When Silverlight 2 was released to beta, I created some quick helper files to assist me with creating this simple policy file (it is simple, but can get complex depending on how granular you want to define your access).  I figured it might be helpful to some who are implementing services as well.  Sure, they aren't going to save the world, but might save you some quick typing.

Visual Studio Code Snippet

The slcap.vsi file is a Visual Studio Community Installer package which contains "slcap.snippet," which is a Visual Studio code snippet format.  This is an XML snippet, so would be used only in the context of an XML file.  Just double-click on the .vsi file to install and it will walk you through the steps.  I recommend just keeping the defaults.  After it is complete, you now have an Intellisense snippet.  To use it and create a new clientaccesspolicy.xml add a new XML file to your web service site/project named clientaccesspolicy.xml.  It will open a blank XML file by default.  Select all text (CTRL+A).  Then hit the keyboard shortcut for launching XML snippets, CTRL+K,X.

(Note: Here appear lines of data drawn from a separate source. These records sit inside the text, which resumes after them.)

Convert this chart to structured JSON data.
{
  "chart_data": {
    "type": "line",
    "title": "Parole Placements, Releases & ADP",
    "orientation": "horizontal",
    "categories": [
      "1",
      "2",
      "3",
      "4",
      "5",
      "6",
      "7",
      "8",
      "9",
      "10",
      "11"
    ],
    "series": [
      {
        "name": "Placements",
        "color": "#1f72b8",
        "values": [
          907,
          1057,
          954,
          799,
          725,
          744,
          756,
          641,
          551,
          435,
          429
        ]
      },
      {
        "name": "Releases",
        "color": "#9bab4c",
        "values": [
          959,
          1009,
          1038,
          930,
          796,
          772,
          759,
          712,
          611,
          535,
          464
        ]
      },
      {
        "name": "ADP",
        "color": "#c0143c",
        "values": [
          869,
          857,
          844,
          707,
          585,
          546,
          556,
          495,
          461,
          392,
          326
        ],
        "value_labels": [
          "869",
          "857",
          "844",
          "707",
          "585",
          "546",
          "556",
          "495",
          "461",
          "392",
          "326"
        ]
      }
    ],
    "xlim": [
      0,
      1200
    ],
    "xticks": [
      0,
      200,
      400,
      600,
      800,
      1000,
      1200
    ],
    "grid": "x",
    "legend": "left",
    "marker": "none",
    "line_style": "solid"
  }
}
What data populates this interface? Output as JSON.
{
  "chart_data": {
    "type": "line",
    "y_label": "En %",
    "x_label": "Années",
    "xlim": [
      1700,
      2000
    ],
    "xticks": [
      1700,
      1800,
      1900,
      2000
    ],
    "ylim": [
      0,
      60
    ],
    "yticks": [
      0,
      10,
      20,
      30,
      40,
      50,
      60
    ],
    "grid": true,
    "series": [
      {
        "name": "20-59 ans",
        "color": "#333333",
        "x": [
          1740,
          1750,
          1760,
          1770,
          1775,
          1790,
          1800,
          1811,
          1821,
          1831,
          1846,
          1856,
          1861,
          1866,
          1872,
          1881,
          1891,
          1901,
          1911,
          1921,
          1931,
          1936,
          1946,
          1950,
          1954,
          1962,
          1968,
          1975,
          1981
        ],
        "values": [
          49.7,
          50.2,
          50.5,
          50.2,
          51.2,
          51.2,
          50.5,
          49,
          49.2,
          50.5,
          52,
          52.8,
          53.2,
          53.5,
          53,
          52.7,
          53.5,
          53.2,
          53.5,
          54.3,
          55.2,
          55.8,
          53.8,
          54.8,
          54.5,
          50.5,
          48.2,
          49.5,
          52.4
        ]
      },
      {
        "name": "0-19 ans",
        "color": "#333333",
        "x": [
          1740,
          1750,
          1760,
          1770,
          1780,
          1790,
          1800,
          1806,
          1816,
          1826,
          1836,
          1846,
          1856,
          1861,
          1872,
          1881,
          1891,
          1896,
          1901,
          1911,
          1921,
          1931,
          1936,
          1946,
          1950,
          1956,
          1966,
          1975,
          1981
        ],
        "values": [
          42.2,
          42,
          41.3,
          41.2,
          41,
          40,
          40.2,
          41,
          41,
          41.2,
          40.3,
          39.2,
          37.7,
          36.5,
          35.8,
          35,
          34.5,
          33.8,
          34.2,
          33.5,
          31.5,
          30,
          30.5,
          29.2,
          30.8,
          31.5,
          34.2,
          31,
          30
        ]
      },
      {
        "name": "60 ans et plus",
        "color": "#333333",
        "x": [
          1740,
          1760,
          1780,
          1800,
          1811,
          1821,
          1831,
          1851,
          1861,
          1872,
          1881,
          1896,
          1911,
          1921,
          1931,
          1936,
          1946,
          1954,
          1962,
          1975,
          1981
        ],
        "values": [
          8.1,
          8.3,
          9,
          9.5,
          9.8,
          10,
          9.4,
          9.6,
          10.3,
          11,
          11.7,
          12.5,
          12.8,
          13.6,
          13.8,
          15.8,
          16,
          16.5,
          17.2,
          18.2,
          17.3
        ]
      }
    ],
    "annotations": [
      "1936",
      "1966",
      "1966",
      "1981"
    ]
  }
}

NOTE: For some reason XML snippets don't operate like C#/VB ones do where you type the shortcut, then TAB, TAB.  If anyone knows why, let me know :-)

This will bring up the navigator, then simply navigate to the My XML Snippets, then locate the one you just installed:

Once you select it, there are three literal areas to override the defaults if you wanted. 

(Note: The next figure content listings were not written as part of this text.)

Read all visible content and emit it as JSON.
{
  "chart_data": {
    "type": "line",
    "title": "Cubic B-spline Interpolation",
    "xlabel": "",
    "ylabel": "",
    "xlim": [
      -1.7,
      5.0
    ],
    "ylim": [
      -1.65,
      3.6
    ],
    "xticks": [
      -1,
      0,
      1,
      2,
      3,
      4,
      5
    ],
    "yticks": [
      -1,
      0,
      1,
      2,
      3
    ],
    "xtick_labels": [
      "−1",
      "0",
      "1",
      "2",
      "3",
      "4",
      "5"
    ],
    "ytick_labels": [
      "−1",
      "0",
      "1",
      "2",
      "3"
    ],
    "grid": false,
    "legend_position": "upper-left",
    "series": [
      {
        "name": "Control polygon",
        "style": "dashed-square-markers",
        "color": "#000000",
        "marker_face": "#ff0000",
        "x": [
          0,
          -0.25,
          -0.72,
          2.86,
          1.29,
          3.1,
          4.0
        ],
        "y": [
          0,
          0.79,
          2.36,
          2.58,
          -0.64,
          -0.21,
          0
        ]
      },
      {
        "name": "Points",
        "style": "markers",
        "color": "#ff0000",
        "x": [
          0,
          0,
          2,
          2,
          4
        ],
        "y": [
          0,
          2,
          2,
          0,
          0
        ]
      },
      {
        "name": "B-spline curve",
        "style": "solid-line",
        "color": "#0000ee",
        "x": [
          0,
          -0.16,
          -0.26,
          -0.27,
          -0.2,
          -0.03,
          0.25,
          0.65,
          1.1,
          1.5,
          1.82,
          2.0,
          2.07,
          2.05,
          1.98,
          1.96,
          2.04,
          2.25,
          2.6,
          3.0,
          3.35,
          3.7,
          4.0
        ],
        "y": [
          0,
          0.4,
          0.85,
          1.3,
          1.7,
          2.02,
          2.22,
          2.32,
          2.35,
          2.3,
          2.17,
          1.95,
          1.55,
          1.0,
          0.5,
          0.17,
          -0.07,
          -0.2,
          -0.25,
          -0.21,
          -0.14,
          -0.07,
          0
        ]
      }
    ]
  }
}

UPDATE: As Sean probably ran into below (in comments), the above screenshot does not show the required http-request-headers attribute required on the allow-from node of the policy file.  This is, however, updated in the Intellisense files and the code snippet template.  Thanks Sean for pointing out the screenshot is wrong here.

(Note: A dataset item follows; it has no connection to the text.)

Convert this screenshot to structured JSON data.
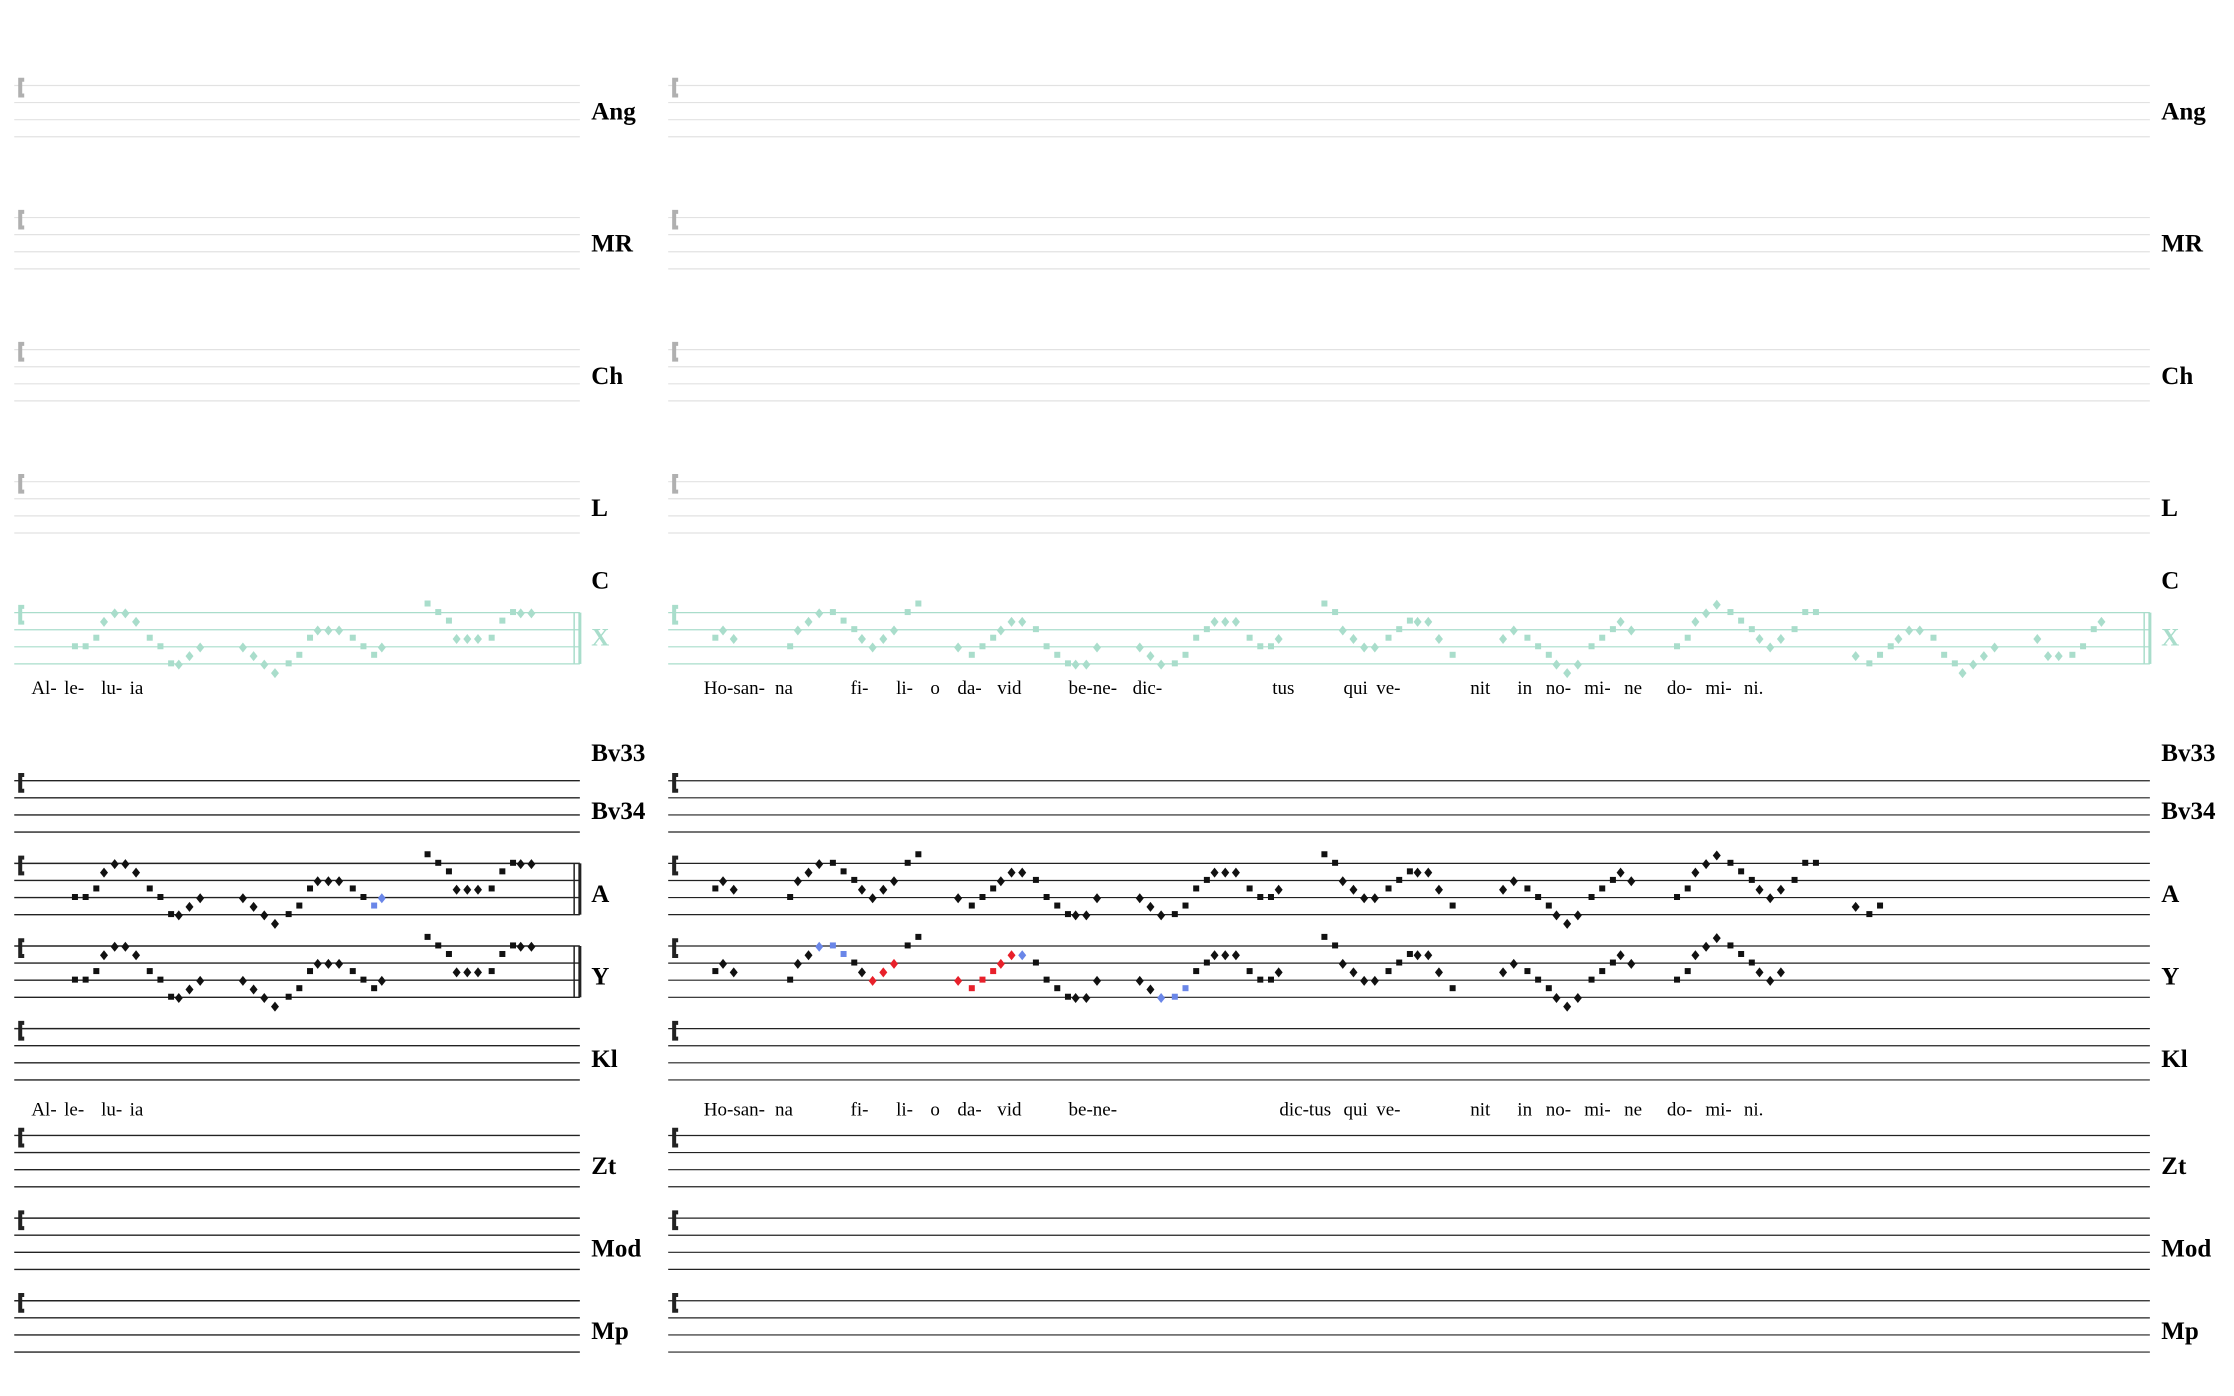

If you are implementing a completely public web service (open to anyone for cross-domain access), then the defaults will suffice.  When done changing the values, hit enter and you are done.  For those who are not keyboard shortcut masters and would be using a mouse to do all this, it might not be terribly faster to be honest (if the TAB,TAB implementation was there for XML snippets, it would eliminate the arrow up/down to navigate to the snippet).

Get the slcap.snippet here.

Visual Studio Intellisense Files

This next step is a super hack that I originally did and decided it might not be a good idea, but I'll include it here anyway :-).  This involves adding Intellisense files to your VS2008 installation and if you aren't comfortable with that, then move along.

First, you'll want to get the XSD I created, which is very simple and I'm sure doesn't fully conform to the final spec, but lacking that spec, it maps to the format well enough.  Copy the clientaccess.xsd file to the C:\Program Files\Microsoft Visual Studio 9.0\Xml\Schemas location (or wherever VS2008 is installed for you).  Once you've done that you have to add an entry into the catalog.xml file to add the mapping.  Again, not this is my little hack so I created some namespace because there wasn't one defined yet.

Once you have those two files you have Intellisense for your clientaccesspolicy.xml file if you want it.  Following similar steps as above, create the new file.  This time, however, type the root node of <access-policy> but adding the 'xmlns' attribute pointing to the new namespace you just added to the catalog file (note: Intellisense should give you a list to choose from:

Once you have that, then you'll get the rest of the Intellisense for the basic format of the client access policy format.  If you have multiple allow-from/grant-to needs, this Intellisense will support it.

The only lame thing is you have my namespace in there :-).  That is what drives the Intellisense.  Right now you'll want to remove that before deploying the actual file.  Yeah, I know.  But I said this was an early hack of mine didn't I?

Get the Intellisense files here.

What do to with the completed policy file?

Either way, when you are done with the file, it needs to go in the ROOT of the domain.  This is important as it is not the application root, but the root web.  Even if your app is at foo.com/myapp, the policy file needs to be at foo.com/clientaccesspolicy.xml.

Anyhow, maybe these files will help you.  Ideally you won't be using/messing with an access policy file much, but this might save you some clicks and having the docs open next to you :-).